Advances in robotics have the potential to improve healthcare delivery, from enabling surgical procedures that are beyond current clinical capabilities to autonomously assisting people with daily tasks in their homes. In this talk, we will discuss new algorithms to enable medical and assistive robots to safely and semi-autonomously operate inside people’s bodies or homes. These algorithms must effectively leverage human expertise, integrate data from imaging and other sensors, compensate for uncertainty due to variability in humans and the environment, consider deformations of soft tissues, and guarantee safety.

First, I will present new algorithms for two emerging medical devices, steerable needles and tentacle-like robots, designed for image-guided neurosurgery and pulmonary procedures. These devices can maneuver around anatomical obstacles to perform procedures at sites inaccessible to traditional straight instruments. To ensure patient safety, our algorithms explicitly consider uncertainty in motion and sensing to maximize the probability of avoiding obstacles and successfully accomplishing the task. We compute motion policies by integrating sampling-based motion planners, optimal control, and parallel computation. We will also discuss our new algorithms for autonomous robotic assistance for tasks of daily living in the home. I will present demonstration-guided motion planning, an approach in which the robot first learns an assistive task from human-conducted demonstrations and then autonomously plans motions to accomplish the learned task in new, dynamic environments with never-before-seen obstacles.

Bio:

Ron Alterovitz is an Associate Professor in the Department of Computer Science at the University of North Carolina at Chapel Hill. He leads the Computational Robotics Research Group which develops novel algorithms for robots to enable new, less invasive medical procedures and to assist people in their homes. Prior to joining UNC-Chapel Hill in 2009, Dr. Alterovitz earned his B.S. with Honors from Caltech, completed his Ph.D. at the University of California, Berkeley, and conducted postdoctoral research at the UCSF Comprehensive Cancer Center and the Robotics & AI group at LAAS-CNRS (National Center for Scientific Research) in Toulouse, France.

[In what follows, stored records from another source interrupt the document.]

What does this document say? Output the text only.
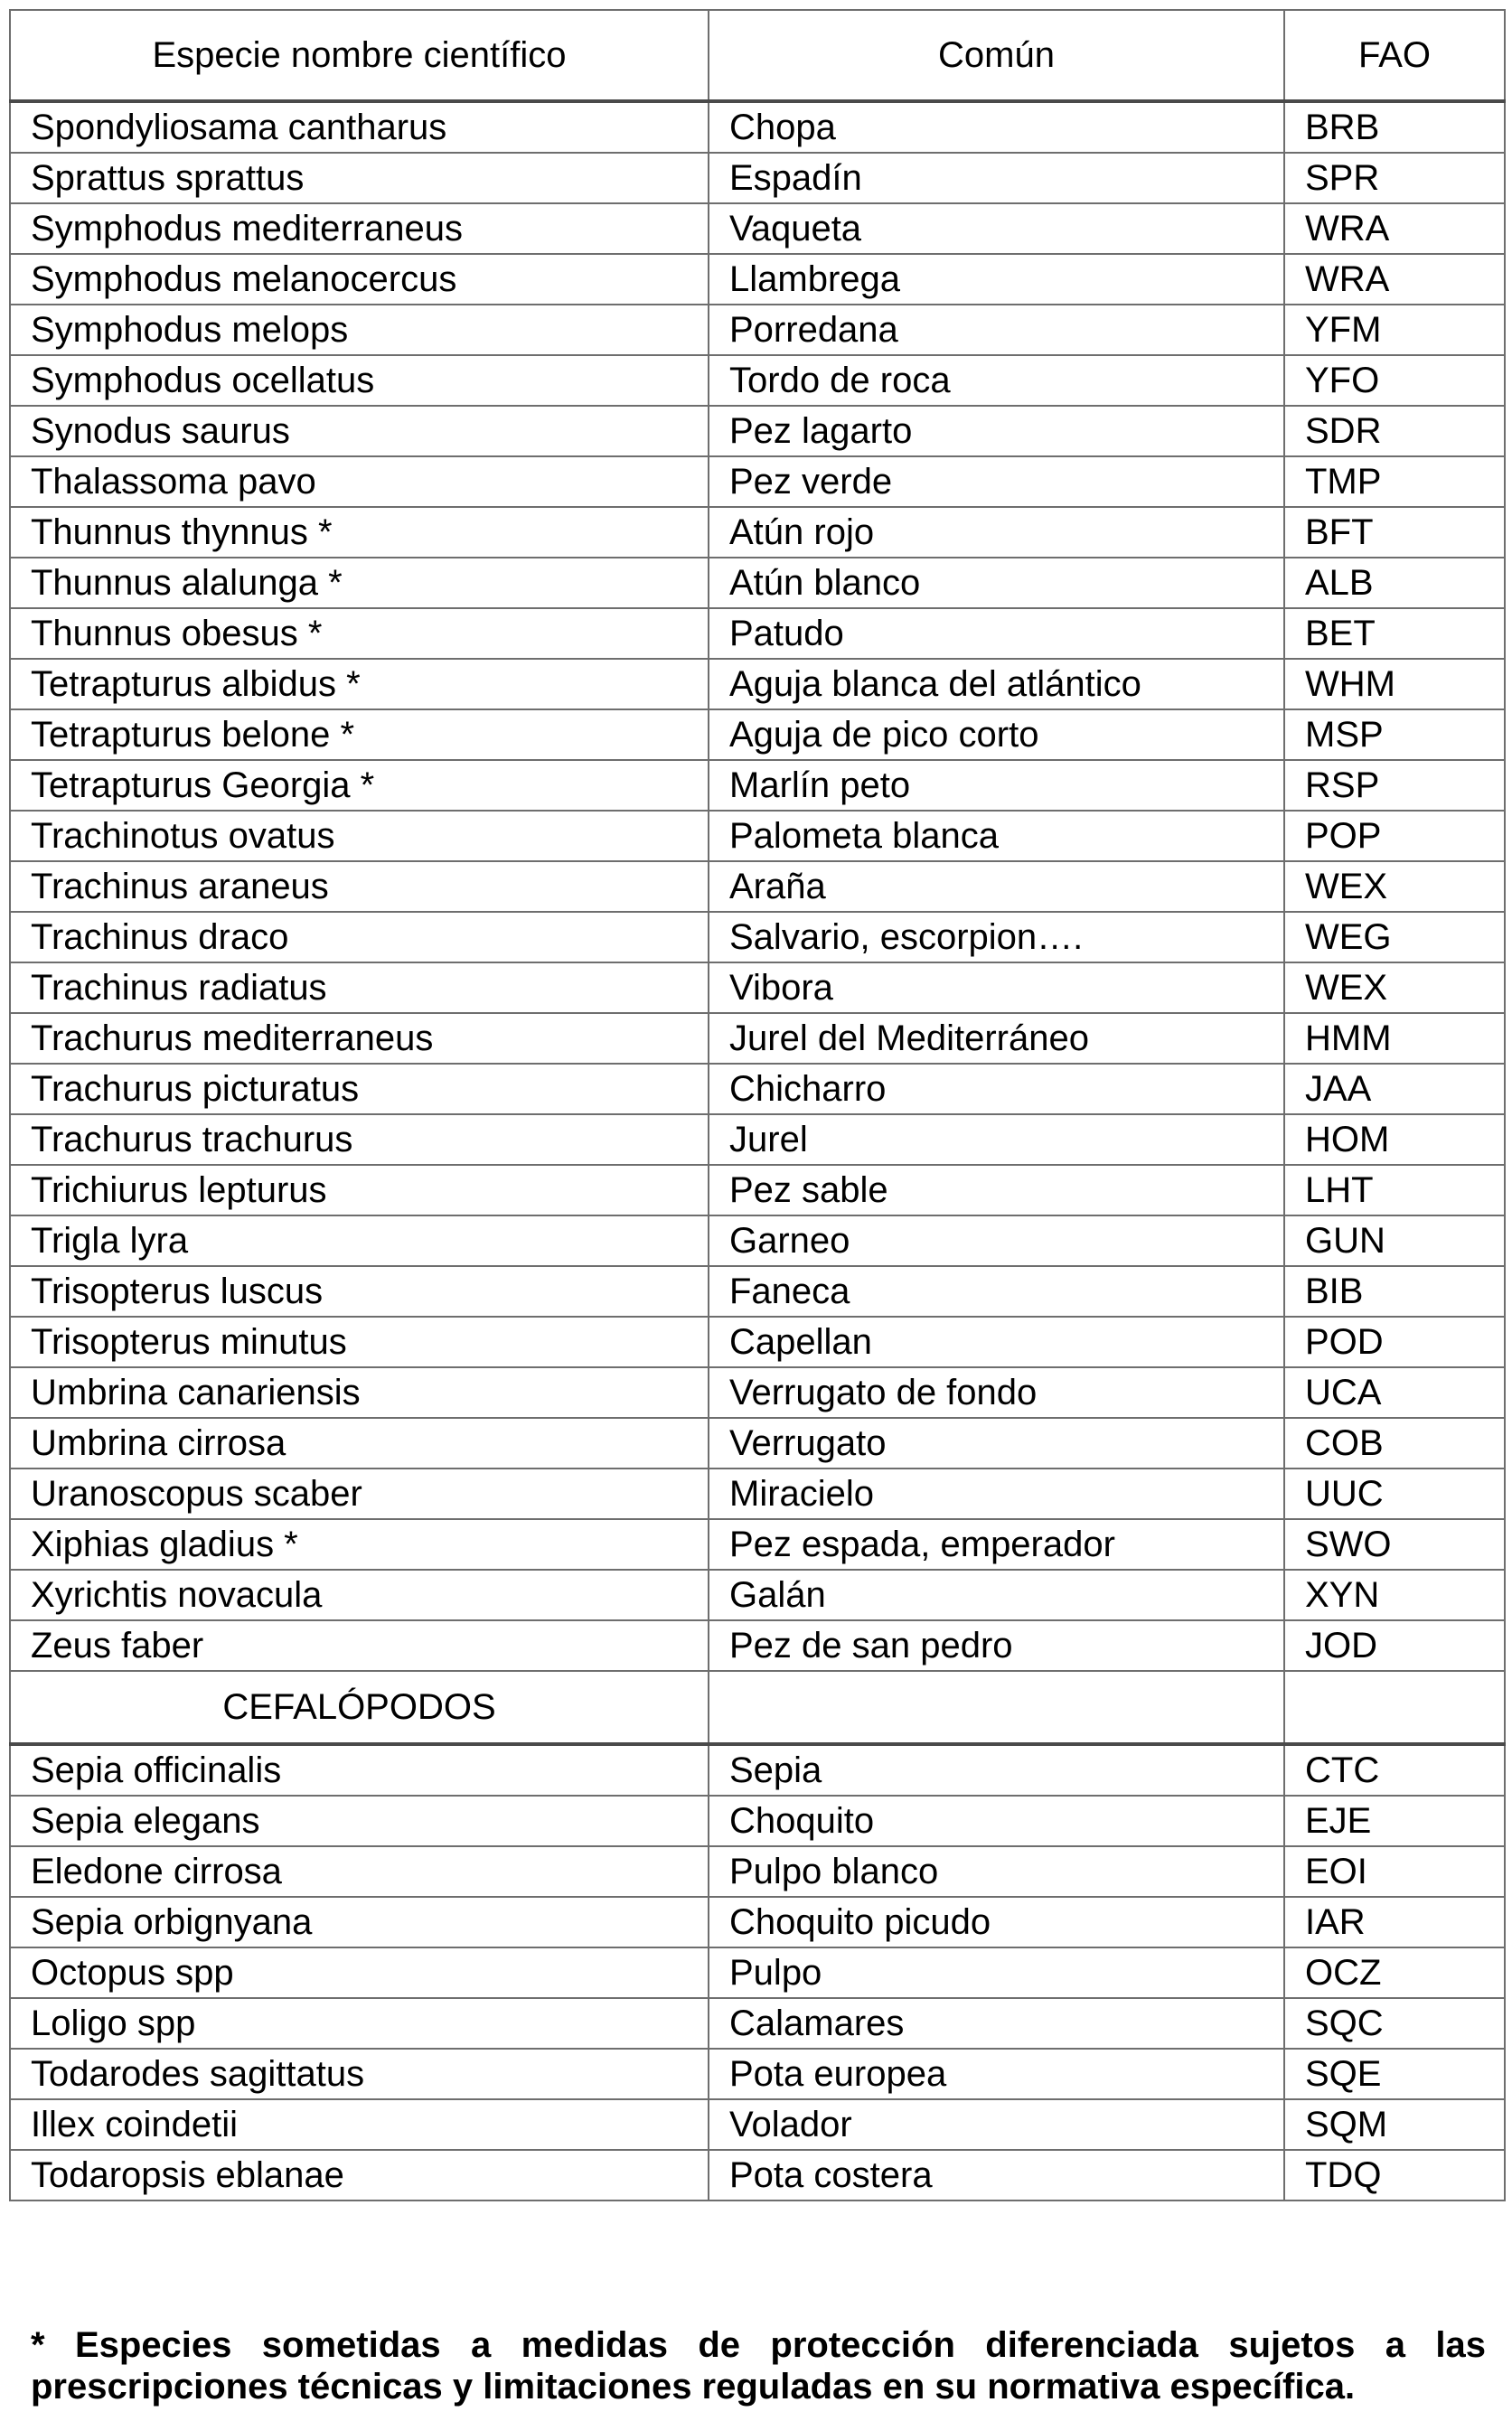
Especie nombre científico	Común	FAO
Spondyliosama cantharus	Chopa	BRB
Sprattus sprattus	Espadín	SPR
Symphodus mediterraneus	Vaqueta	WRA
Symphodus melanocercus	Llambrega	WRA
Symphodus melops	Porredana	YFM
Symphodus ocellatus	Tordo de roca	YFO
Synodus saurus	Pez lagarto	SDR
Thalassoma pavo	Pez verde	TMP
Thunnus thynnus *	Atún rojo	BFT
Thunnus alalunga *	Atún blanco	ALB
Thunnus obesus *	Patudo	BET
Tetrapturus albidus *	Aguja blanca del atlántico	WHM
Tetrapturus belone *	Aguja de pico corto	MSP
Tetrapturus Georgia *	Marlín peto	RSP
Trachinotus ovatus	Palometa blanca	POP
Trachinus araneus	Araña	WEX
Trachinus draco	Salvario, escorpion….	WEG
Trachinus radiatus	Vibora	WEX
Trachurus mediterraneus	Jurel del Mediterráneo	HMM
Trachurus picturatus	Chicharro	JAA
Trachurus trachurus	Jurel	HOM
Trichiurus lepturus	Pez sable	LHT
Trigla lyra	Garneo	GUN
Trisopterus luscus	Faneca	BIB
Trisopterus minutus	Capellan	POD
Umbrina canariensis	Verrugato de fondo	UCA
Umbrina cirrosa	Verrugato	COB
Uranoscopus scaber	Miracielo	UUC
Xiphias gladius *	Pez espada, emperador	SWO
Xyrichtis novacula	Galán	XYN
Zeus faber	Pez de san pedro	JOD
CEFALÓPODOS		
Sepia officinalis	Sepia	CTC
Sepia elegans	Choquito	EJE
Eledone cirrosa	Pulpo blanco	EOI
Sepia orbignyana	Choquito picudo	IAR
Octopus spp	Pulpo	OCZ
Loligo spp	Calamares	SQC
Todarodes sagittatus	Pota europea	SQE
Illex coindetii	Volador	SQM
Todaropsis eblanae	Pota costera	TDQ
* Especies sometidas a medidas de protección diferenciada sujetos a las prescripciones técnicas y limitaciones reguladas en su normativa específica.
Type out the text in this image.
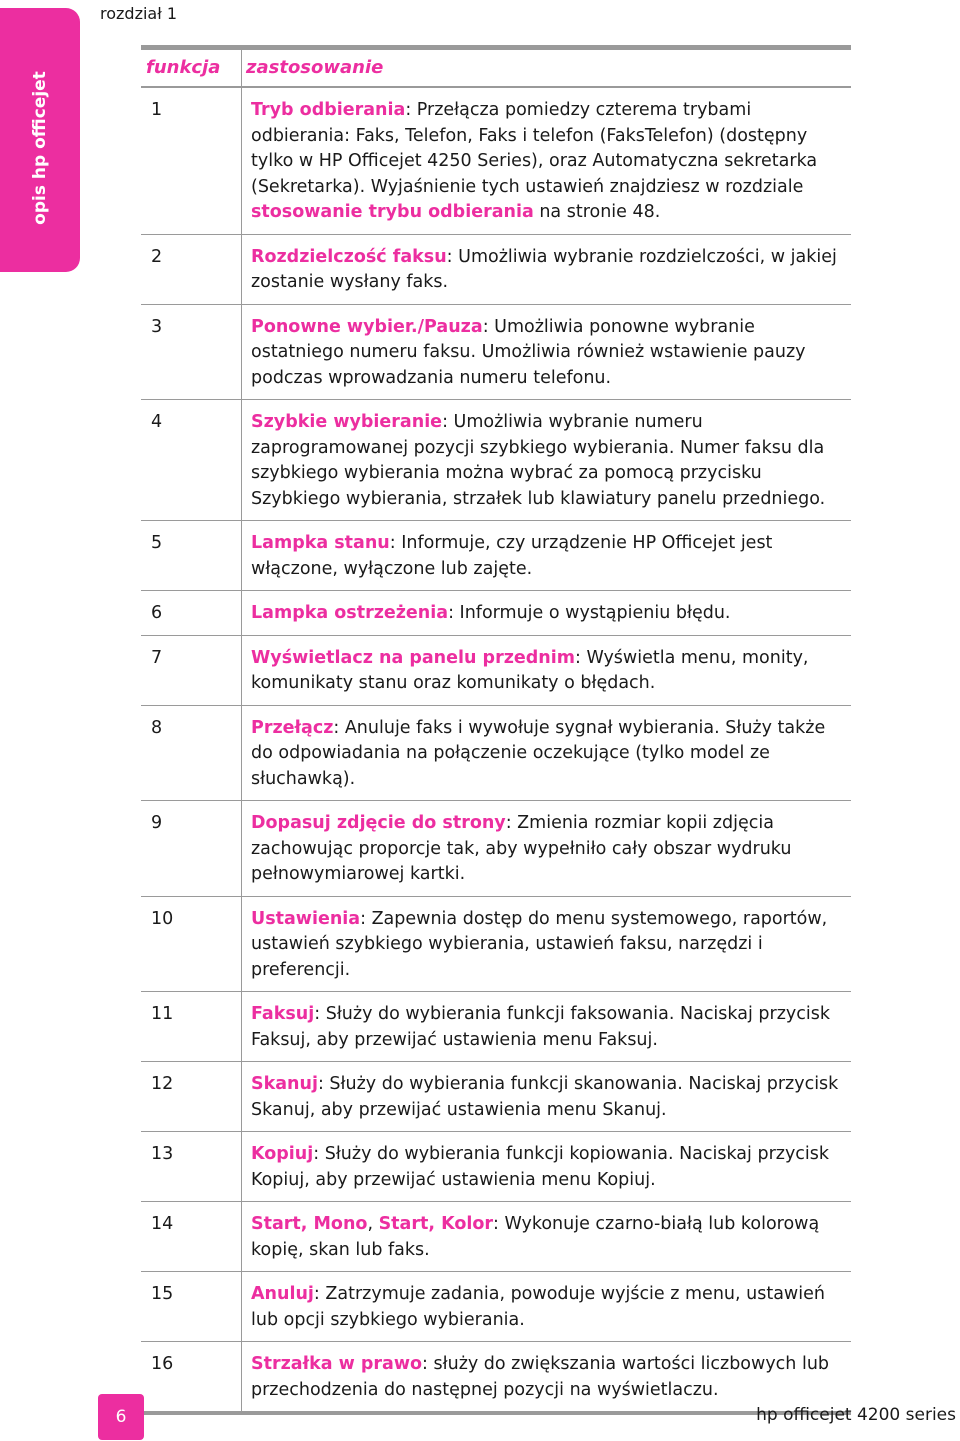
opis hp officejet
rozdział 1
funkcja zastosowanie
1	Tryb odbierania: Przełącza pomiedzy czterema trybami odbierania: Faks, Telefon, Faks i telefon (FaksTelefon) (dostępny tylko w HP Officejet 4250 Series), oraz Automatyczna sekretarka (Sekretarka). Wyjaśnienie tych ustawień znajdziesz w rozdziale stosowanie trybu odbierania na stronie 48.
2	Rozdzielczość faksu: Umożliwia wybranie rozdzielczości, w jakiej zostanie wysłany faks.
3	Ponowne wybier./Pauza: Umożliwia ponowne wybranie ostatniego numeru faksu. Umożliwia również wstawienie pauzy podczas wprowadzania numeru telefonu.
4	Szybkie wybieranie: Umożliwia wybranie numeru zaprogramowanej pozycji szybkiego wybierania. Numer faksu dla szybkiego wybierania można wybrać za pomocą przycisku Szybkiego wybierania, strzałek lub klawiatury panelu przedniego.
5	Lampka stanu: Informuje, czy urządzenie HP Officejet jest włączone, wyłączone lub zajęte.
6	Lampka ostrzeżenia: Informuje o wystąpieniu błędu.
7	Wyświetlacz na panelu przednim: Wyświetla menu, monity, komunikaty stanu oraz komunikaty o błędach.
8	Przełącz: Anuluje faks i wywołuje sygnał wybierania. Służy także do odpowiadania na połączenie oczekujące (tylko model ze słuchawką).
9	Dopasuj zdjęcie do strony: Zmienia rozmiar kopii zdjęcia zachowując proporcje tak, aby wypełniło cały obszar wydruku pełnowymiarowej kartki.
10	Ustawienia: Zapewnia dostęp do menu systemowego, raportów, ustawień szybkiego wybierania, ustawień faksu, narzędzi i preferencji.
11	Faksuj: Służy do wybierania funkcji faksowania. Naciskaj przycisk Faksuj, aby przewijać ustawienia menu Faksuj.
12	Skanuj: Służy do wybierania funkcji skanowania. Naciskaj przycisk Skanuj, aby przewijać ustawienia menu Skanuj.
13	Kopiuj: Służy do wybierania funkcji kopiowania. Naciskaj przycisk Kopiuj, aby przewijać ustawienia menu Kopiuj.
14	Start, Mono, Start, Kolor: Wykonuje czarno-białą lub kolorową kopię, skan lub faks.
15	Anuluj: Zatrzymuje zadania, powoduje wyjście z menu, ustawień lub opcji szybkiego wybierania.
16	Strzałka w prawo: służy do zwiększania wartości liczbowych lub przechodzenia do następnej pozycji na wyświetlaczu.
6	hp officejet 4200 series
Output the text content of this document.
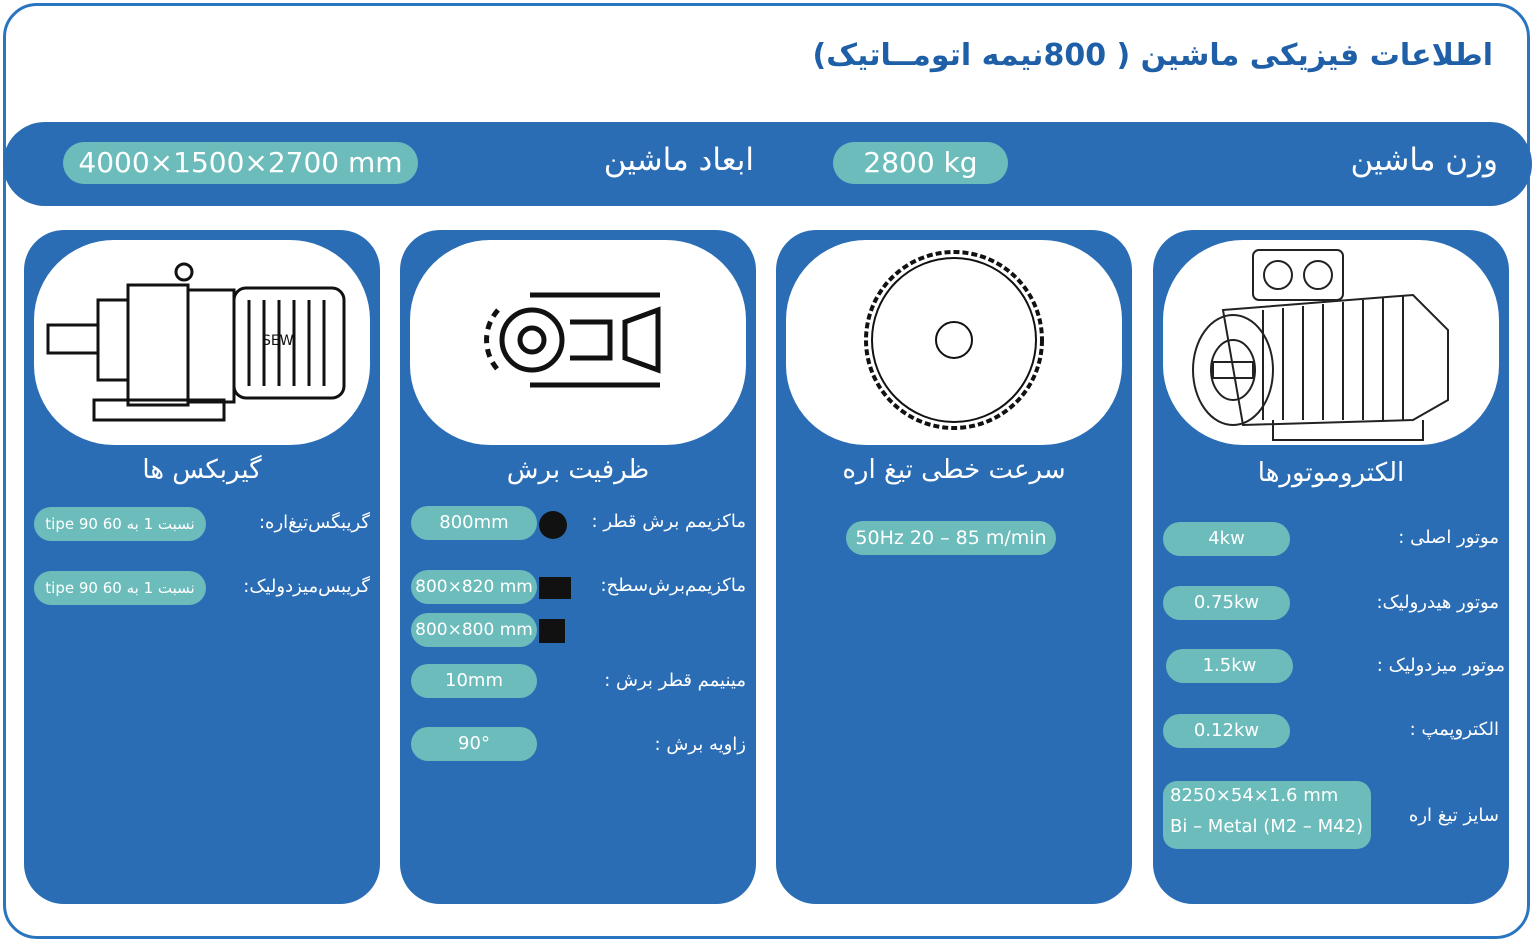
اطلاعات فیزیکی ماشین ( 800نیمه اتومــاتیک)
وزن ماشین
2800 kg
ابعاد ماشین
4000×1500×2700 mm
الکتروموتورها
موتور اصلی :
4kw
موتور هیدرولیک:
0.75kw
موتور میزدولیک :
1.5kw
الکتروپمپ :
0.12kw
سایز تیغ اره
8250×54×1.6 mm
Bi – Metal (M2 – M42)
سرعت خطی تیغ اره
50Hz 20 – 85 m/min
ظرفیت برش
ماکزیمم برش قطر :
800mm
ماکزیمم‌برش‌سطح:
800×820 mm
800×800 mm
مینیمم قطر برش :
10mm
زاویه برش :
90°
SEW
گیربکس ها
گریبگس‌تیغ‌اره:
tipe 90 نسبت 1 به 60
گریبس‌میزدولیک:
tipe 90 نسبت 1 به 60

Dr. Alterovitz has co-authored a book on Motion Planning in Medicine, was co-awarded a patent for a medical device, and has received multiple best paper finalist awards at IEEE robotics and computer-assisted medicine conferences. He is the recipient of an NIH Ruth L. Kirschstein National Research Service Award, two UNC Computer Science Department Excellence in Teaching Awards, and an NSF Early Career Development (CAREER) Award.